Heart rate responses to exercise might be influenced by comorbidities such as cardiac autonomic neuropathy or beta-blocker medications. Data from the CPET indicated that participants with DPN reached a mean of 90% of their age-predicted heart rate maximum,19 which is an appropriate heart rate response for low-active individuals with significant comorbidities. This suggests that using an equation to predict maximum heart rate would provide enough accuracy to use the PAI approach when data from a maximal test (CPET) is not available. One participant had an impaired heart rate recovery suggesting possible cardiac autonomic neuropathy. However, this individual had an appropriate peak heart rate (94% of age-predicted value) and achieved an average of 77.5 PAI over the 12 weeks, indicating that the heart rate monitoring approach was still valid.

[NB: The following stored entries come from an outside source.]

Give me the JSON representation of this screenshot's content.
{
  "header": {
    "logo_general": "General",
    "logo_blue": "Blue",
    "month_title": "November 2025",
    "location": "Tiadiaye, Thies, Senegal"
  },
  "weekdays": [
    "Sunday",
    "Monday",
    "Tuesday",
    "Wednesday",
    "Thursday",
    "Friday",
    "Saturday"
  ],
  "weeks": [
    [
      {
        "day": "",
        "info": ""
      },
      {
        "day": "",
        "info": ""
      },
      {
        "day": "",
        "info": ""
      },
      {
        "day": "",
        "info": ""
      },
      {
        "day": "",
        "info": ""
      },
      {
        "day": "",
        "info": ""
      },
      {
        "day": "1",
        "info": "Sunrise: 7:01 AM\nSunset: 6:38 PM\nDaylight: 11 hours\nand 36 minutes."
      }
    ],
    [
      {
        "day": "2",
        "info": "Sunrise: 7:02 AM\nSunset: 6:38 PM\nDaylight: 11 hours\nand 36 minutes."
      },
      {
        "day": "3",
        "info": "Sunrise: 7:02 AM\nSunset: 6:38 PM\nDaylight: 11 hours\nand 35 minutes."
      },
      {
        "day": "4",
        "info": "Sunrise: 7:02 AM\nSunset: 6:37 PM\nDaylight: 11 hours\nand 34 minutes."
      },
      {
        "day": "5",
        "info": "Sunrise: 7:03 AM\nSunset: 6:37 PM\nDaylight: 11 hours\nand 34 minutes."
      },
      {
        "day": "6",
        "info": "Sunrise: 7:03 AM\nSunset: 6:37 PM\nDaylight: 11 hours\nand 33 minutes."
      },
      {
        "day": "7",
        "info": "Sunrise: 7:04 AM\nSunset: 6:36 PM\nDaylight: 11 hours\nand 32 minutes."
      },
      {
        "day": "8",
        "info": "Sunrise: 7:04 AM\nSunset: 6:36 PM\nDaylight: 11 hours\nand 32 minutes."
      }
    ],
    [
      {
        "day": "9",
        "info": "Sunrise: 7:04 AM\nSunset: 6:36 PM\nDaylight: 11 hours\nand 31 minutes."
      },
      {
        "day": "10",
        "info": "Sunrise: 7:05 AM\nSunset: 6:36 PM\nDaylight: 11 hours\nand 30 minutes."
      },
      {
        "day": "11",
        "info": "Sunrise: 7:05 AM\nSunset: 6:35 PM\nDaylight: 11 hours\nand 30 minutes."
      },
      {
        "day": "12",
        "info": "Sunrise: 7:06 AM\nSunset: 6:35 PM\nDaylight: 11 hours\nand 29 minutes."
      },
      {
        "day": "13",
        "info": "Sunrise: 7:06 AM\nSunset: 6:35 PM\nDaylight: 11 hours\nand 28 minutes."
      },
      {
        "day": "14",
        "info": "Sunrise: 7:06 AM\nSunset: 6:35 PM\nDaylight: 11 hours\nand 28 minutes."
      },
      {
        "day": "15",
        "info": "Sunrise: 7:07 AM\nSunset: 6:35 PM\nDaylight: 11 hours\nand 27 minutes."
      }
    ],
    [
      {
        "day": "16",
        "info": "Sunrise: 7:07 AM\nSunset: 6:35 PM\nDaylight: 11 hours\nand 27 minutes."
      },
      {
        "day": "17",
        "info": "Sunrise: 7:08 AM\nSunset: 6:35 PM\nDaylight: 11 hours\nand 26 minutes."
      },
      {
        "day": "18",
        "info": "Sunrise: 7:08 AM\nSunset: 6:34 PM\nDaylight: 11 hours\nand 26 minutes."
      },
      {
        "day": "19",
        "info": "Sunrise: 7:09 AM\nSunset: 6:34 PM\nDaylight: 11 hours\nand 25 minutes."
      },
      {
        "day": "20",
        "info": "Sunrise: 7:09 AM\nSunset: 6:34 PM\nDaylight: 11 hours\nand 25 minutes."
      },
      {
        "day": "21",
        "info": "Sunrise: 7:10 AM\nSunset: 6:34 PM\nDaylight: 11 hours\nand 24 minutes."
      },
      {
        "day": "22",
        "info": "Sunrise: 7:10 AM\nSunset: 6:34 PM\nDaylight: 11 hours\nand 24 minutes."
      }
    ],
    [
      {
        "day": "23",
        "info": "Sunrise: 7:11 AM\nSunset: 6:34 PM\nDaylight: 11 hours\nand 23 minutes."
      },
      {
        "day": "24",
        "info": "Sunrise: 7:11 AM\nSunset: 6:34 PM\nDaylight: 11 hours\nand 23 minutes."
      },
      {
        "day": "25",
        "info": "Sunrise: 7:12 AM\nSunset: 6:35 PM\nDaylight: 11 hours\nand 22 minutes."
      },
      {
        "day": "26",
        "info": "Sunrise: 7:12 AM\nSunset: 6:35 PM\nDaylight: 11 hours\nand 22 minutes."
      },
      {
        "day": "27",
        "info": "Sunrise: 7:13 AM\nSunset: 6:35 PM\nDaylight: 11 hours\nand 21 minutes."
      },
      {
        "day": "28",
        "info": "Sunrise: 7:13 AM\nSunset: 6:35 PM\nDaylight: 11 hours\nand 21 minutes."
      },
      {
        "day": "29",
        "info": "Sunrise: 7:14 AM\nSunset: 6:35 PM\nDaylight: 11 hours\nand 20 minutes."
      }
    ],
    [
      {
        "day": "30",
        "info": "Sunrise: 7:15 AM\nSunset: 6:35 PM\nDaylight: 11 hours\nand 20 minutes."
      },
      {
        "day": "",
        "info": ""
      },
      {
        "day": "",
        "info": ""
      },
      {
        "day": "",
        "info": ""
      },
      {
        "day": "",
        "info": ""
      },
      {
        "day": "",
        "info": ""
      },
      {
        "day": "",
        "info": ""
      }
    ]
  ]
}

Study limitations included the small sample size and lack of a control group; therefore, we cannot be certain that the improvements in symptoms were the direct result of the intervention. Because this was a feasibility study, formal sample size calculations were not conducted. Effect sizes are provided to inform a future trial with a usual-care control group. Point estimates suggest the intervention might lead to moderate to large changes in positive but not negative symptoms of DPN. Limitations of the PAI technology included connectivity issues and an inability for participants to view information outside the last seven days on the app, which might have affected tracking of long-term physical activity behaviours. Finally, the behaviour change counselling was delivered by health professionals not traditionally trained in this discipline, which might have constrained impact.
PAI provides user-friendly, quantifiable feedback on an individual’s daily physical activity, which might serve as a motivator to reduce their long-term health risk. PAI might also serve as an important tool in health management in primary care. Sharing this metric with general practitioners might lead to a discussion of physical activity goals, barriers and enablers and tracking of progress over time. General practitioners are also encouraged to enable patients to connect with other allied health professionals (eg accredited exercise physiologists, physiotherapists and health psychologists) who can collaborate to promote physical activity. Further studies are needed to implement and test whether use of the PAI eHealth program in primary care can enhance public health.
Conclusion
An innovative, brief eHealth program integrating PAI, exercise tasters, behaviour change counselling and self-monitoring of heart-rate responses to exercise was acceptable and feasible in low-active adults with DPN. Participants achieved health-enhancing levels of physical activity, reported reduced intensity of painful foot symptoms and had no serious adverse events. However, a decline in PAI scores after completion of the four-week in-person program indicates additional strategies are needed to maintain self-directed physical activity behaviour.